今回は、有神論的実存主義者カール・ヤスパースからインスパイアされたことを書き綴りたいと思います。
ヤスパースは、神から試されるという視点から、生きるか死ぬかの限界状況が、貴方の実存する場面である、と考えました。
実存って、じっさい分かるようで分からない概念ですね。
いったいなにが実存、つまり唯一無二の自分なのだろう。
普段の貴方は、他の誰でも有りうる存在であるのではないか。
その貴方が、唯一無二の自分を生きるのは、貴方が試されるというとき、具体的には貴方が生きるか死ぬかといった切羽詰った場面においてではないか。
そのとき、自分とはどういう人間だったのかということに気が付く。
また、人生にとってなにが大切なことなのかということを知る。
人間はそういう試されるときというのがあるのです。
そこで、これまでの自分の生き方のおさらいをするのですね。
また、それは貴方が意志する場面であるとも言えます。
貴方が貴方として決定する場面。
誰も貴方自身を決定することはできない。
決定するのは貴方だということ。
その自分自身について決定する貴方こそ、貴方の実存ということなのではないか。
自分で決定したことを、貴方は変えることは出来ないのです。
それは貴方であるから。
貴方であるものが決定したことを、貴方は貴方自身として、また貴方の実存として生きるのです。
ただ、わたしは貴方に留意しておいて欲しいことがあります。
話は少し外れることになりますが。
自分の実存にしたがうことが、ほんとうに良いことなのでしょうか。
実存主義は、なによりも大切なものとして、貴方の実存を説きます。
けれど、それはうっかりすると、貴方が創造主の孤独を生きかねない危険をはらんだことなのだということを、どうか心に留めおいてほしいと思います。
貴方は自身の実存に従って生きたから正しいことだと思う。
しかし、それは、創造主の孤独を生きることとほとんど変わらないことなのです。
貴方は、正しいと思うことをする。
けれど、それは、貴方にとっては正しくても、貴方の周りのものにとって、必ずしも正しいこととは限らない、ということです。
貴方が正しいことを貫いているつもりが、気が付いてみると、貴方の周りのものを傷つけてしまっているということもあるのです。
正しいことは、人を傷つけることもある、ということを念頭に置くだけでもいいでしょう。
正しいことだと思ったら、貴方はその正しさのために傷つく人もあることを思って、行動するべきでしょう。
というより、貴方の正しさとは、もしかしたら、貴方の正しさのために傷つくかもしれない人たちのためにあるのかもしれないですね。
蓋(けだ)し、それは、真実といえるのではないでしょうか。
自分の正しさを行使するために、貴方の正しさはあるのではないのです。
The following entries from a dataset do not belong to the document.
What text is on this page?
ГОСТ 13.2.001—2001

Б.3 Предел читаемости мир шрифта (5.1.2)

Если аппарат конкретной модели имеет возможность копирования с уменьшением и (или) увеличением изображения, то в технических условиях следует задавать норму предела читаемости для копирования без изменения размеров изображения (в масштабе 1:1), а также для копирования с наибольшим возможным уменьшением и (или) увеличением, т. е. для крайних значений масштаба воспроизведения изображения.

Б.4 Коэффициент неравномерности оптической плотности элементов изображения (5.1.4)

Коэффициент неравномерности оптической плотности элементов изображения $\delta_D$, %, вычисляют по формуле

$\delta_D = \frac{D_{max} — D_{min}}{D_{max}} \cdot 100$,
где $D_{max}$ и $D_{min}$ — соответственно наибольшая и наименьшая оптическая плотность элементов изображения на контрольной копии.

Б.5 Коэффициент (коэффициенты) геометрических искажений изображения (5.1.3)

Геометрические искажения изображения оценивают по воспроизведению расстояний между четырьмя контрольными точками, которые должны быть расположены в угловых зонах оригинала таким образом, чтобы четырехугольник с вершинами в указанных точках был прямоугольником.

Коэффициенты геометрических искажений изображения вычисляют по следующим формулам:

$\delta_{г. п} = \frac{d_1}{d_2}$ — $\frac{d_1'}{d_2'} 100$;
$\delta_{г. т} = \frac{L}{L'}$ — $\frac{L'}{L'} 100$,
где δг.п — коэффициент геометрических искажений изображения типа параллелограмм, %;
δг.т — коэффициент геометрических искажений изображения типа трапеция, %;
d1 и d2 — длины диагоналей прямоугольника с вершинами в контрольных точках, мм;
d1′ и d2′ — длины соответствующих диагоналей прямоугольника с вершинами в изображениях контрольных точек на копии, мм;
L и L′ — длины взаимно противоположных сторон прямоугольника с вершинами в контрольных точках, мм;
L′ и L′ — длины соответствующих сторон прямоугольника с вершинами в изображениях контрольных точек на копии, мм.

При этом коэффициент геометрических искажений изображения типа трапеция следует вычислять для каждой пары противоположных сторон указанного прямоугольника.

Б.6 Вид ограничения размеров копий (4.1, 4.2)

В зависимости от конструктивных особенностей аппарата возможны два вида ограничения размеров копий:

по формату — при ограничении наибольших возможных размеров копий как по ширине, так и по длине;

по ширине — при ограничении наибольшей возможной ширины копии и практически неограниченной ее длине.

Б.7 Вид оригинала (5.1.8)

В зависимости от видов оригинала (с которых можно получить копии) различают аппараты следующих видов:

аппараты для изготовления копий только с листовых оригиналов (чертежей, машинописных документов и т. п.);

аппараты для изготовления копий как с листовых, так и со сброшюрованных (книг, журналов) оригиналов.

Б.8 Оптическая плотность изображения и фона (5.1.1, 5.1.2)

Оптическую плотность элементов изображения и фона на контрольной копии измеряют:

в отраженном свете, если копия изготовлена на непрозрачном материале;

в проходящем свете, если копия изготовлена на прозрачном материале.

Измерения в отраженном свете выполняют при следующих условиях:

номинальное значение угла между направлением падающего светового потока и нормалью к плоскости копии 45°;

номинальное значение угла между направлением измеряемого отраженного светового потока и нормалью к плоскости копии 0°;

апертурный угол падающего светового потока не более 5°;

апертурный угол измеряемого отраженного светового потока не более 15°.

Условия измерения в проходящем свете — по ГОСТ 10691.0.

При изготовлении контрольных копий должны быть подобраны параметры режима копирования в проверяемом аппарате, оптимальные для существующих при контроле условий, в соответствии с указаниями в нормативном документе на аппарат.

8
あるとしたら、それは偽善です。
自分の正しさのために傷つく人たちのためにこそ、貴方の正しさは行使されなければならないのです。
プロメテウス。
「多くの命たちが、自分の生死をかけたその危機的な場面で試された。
貴方がたは、自分はどういう存在なのかということと、真剣に向かい合ったのだ。
どのようにも生きることができるがゆえに、生死を分けるはざまで、どのように自分は生きたいのかということを、問われたのである。
そのとき、貴方の中に、貴方を超えて貴方を生きる、主なる貴方が入り込んだ。
そうして、こう、貴方に語りかけたのである。
『貴方は、貴方を超えて貴方を生きる本来の貴方であるものによって生きられるべき存在である。
これまでの、貴方と対等なものとの絆に基づいて生きることから分かたれて、貴方が生きられるべき、貴方を超えて貴方を生きる、貴方であるものを生きるのである。』
かくして、貴方は、貴方自身や、貴方の周りの者たちから分かたれた、貴方の生を生きるようになったのである。
生き死にをかけた人生の危機が、貴方自身や、貴方の周りの者たちから、貴方を引き離した。
貴方は、それは貴方の最も大事な自分であると思った。
けれど、貴方の実存を一途に生きる貴方は、貴方自身はともかく、貴方の隣人たちの敵になったのである。
実存を生きるということは、世界全体を敵に回す場合もあるということを、貴方の例は示しているのである。
──人生の危機を乗り越えたヒトラーが、ゲルマン民族の発展という野望の下に、人類の歴史の上に残したこと。
その一方で、世界全体を敵に回しても、愛を貫こうとする愛のあることも、貴方がたは知っている。
愛が危機的状況を生き抜こうとするとき、貴方は世界全体を敵に回すことを厭わなかったのである。